ANDREW GIDE: Andre Gide was a French writer and moralist.  As a leader of French literature, he constantly examined his own emotions and conflicts in order to write about them.  He received the Noble Prize for Literature in 1947 after writing The Immoralists (1902), The Counterfeiters (1925), and four volumes of Journals (1880-1949).

ELMER RICE:  Elmer Rice played on social themes in his dramas.  His American plays include The Adding Machine (1923), Street Scene  (1929),  and Dream Girl (1945).  He won got a Pulitzer prize for Street Scene.

OSWALD SPENGER:  Oswald Spenger was a German philosopher who wrote The Decline of the West (1922) which showed history in a circular manner.

ITALO SVEVO:  Italo Svevo was a Italian writer who became known through his admirer James Joyce.  His greatest work is The Confessions of Zeno (1923), a psychological novel.

RILKE:  Rilke was a German lyric poet who wrote about God, death and other mystical themes.  He was a founder of modern literature through such works as Book of Hours (1905), New Poems (1907-08), Sonnets to Orpheus (1922), and  Duino Elegies (1923).

----------------------Younger Writers-------------------

These writers tried to express the feelings created after World War I.  Often representative of a younger generation, they were greatly influenced by the earlier modernist writers.
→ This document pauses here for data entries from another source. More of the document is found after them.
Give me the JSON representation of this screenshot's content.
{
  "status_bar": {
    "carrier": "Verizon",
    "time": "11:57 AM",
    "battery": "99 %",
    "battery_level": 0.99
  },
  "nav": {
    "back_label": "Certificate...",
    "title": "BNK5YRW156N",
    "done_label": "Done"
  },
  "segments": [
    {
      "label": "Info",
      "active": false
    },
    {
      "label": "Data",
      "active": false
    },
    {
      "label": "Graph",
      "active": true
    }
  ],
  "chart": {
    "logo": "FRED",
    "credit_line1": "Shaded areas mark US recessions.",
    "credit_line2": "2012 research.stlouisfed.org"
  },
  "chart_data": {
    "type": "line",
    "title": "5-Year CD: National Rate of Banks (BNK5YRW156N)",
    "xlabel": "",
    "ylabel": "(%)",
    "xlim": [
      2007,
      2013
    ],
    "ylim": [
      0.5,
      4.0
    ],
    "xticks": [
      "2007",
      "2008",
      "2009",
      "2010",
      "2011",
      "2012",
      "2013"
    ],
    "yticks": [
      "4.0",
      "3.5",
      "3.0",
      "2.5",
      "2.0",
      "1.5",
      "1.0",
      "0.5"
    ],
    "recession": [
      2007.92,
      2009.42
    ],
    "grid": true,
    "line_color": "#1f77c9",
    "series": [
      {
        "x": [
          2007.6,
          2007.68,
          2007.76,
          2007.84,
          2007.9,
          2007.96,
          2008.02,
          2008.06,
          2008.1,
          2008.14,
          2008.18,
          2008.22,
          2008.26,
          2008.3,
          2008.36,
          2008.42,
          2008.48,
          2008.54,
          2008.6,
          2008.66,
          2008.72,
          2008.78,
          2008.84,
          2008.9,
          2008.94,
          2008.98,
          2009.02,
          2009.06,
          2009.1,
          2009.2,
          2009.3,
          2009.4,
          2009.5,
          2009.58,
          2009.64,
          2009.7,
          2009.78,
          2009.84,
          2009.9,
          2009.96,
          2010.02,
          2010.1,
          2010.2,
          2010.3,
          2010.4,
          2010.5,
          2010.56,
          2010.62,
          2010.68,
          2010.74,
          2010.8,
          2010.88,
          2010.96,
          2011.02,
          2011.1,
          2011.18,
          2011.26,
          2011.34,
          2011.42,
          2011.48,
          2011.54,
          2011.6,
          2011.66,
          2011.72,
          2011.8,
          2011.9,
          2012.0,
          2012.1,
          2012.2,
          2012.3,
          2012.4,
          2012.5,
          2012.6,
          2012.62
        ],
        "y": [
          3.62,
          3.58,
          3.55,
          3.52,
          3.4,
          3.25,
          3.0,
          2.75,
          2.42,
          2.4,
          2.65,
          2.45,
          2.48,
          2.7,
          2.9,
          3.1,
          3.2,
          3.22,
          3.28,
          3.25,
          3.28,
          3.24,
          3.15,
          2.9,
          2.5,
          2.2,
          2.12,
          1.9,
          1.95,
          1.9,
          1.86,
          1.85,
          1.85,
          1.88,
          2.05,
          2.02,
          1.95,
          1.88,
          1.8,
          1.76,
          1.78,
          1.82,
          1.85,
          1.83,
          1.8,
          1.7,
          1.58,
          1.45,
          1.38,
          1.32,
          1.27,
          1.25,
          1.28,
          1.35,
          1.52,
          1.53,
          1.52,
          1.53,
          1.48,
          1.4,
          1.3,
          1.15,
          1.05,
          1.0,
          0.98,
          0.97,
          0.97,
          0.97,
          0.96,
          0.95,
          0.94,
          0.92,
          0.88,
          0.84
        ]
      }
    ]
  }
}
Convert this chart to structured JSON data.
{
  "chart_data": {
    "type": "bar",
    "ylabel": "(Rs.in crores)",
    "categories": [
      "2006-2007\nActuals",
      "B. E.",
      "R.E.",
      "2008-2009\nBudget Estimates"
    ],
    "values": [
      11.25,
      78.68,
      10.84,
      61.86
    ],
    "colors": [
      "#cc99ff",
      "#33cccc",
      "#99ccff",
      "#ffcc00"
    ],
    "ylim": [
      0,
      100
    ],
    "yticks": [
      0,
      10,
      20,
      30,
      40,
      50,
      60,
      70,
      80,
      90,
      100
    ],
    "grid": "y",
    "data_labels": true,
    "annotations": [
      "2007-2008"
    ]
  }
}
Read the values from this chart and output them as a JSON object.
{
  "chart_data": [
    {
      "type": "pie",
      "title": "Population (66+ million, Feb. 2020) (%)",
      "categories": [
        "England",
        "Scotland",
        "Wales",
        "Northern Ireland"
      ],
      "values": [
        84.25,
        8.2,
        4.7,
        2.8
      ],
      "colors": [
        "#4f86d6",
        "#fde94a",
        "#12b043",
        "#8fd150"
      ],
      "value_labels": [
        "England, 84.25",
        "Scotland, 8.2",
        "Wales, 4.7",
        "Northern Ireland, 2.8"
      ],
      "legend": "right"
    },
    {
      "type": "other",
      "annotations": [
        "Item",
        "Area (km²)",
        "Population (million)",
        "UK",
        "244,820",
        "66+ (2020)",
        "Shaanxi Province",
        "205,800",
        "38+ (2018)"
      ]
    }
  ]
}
F. SCOTT FITZGERALD:  He was an American novelist and short story writer who spoke for the post WWI generation.  Many of these people became disillusioned with society, and he attempted to write about the superficiality and ruthfulness of society.  His first novel, This Side of Paradise, was published in 1920.  He continued to write novels such as Flappers and Philosophers (1920), The Beautiful and Damned (1922), Tales of the Jazz Age (1922), and his most famous--The Great Gatsby (1924).  After his wife suffered a breakdown, he wrote Tender is the Night (1924) which had little luck in the marketplace.  His own emotional state of depression was reflected in The Crack-Up (1936).  He went to Hollywood in 1937 to write for the film industry before dying in 1940.

ERNEST HEMINGWAY:  Ernest Hemingway used a simplistic, stripped down style in his writing to convey the importance of man vs. man or man vs. nature.  The first of his stories collection, In Our Time, was published in 1925, but he remained unknown until The Sun Also Rises was published.  He went on to write A Farewell to Arms (1929), To Have and Have Not (1937), For Whom The Bell Tolls (1940), and The Old Man and the Sea (1952).  He suffered from severe anxiety and depression and killed himself in 1961.

E.E. CUMMINGS:  Edward Estlin Cummings used an unconventional writing form and style in his poetry to represent the changing atmosphere of the modernist era.  His first book, The Enormous Room, was published in 1922.  His work was often seen as silly and unmeaningful, and he had a hard time publishing due to the content of his work.  However, he went on to write Tulips and Chimneys (1923) and twelve volumes of verse that were collected in Complete Poems (1968).  He also wrote several plays including him (1927) and Tom (1935).

LANGSTON HUGHES:  Langston Hughes was known as "the poet laureate of Harlem."  After leaving Columbia University in New York City, he worked at odd jobs before his first book of poetry, The Weary Blues, was published in 1926.  He wrote many novels and poems about the life of black people in America during the modernist era including The Dream Keeper, Not Without Laughter, The Ways of White Folks, and Mulatto.  He went on to write more volumes of poetry and short stories before dying in 1967.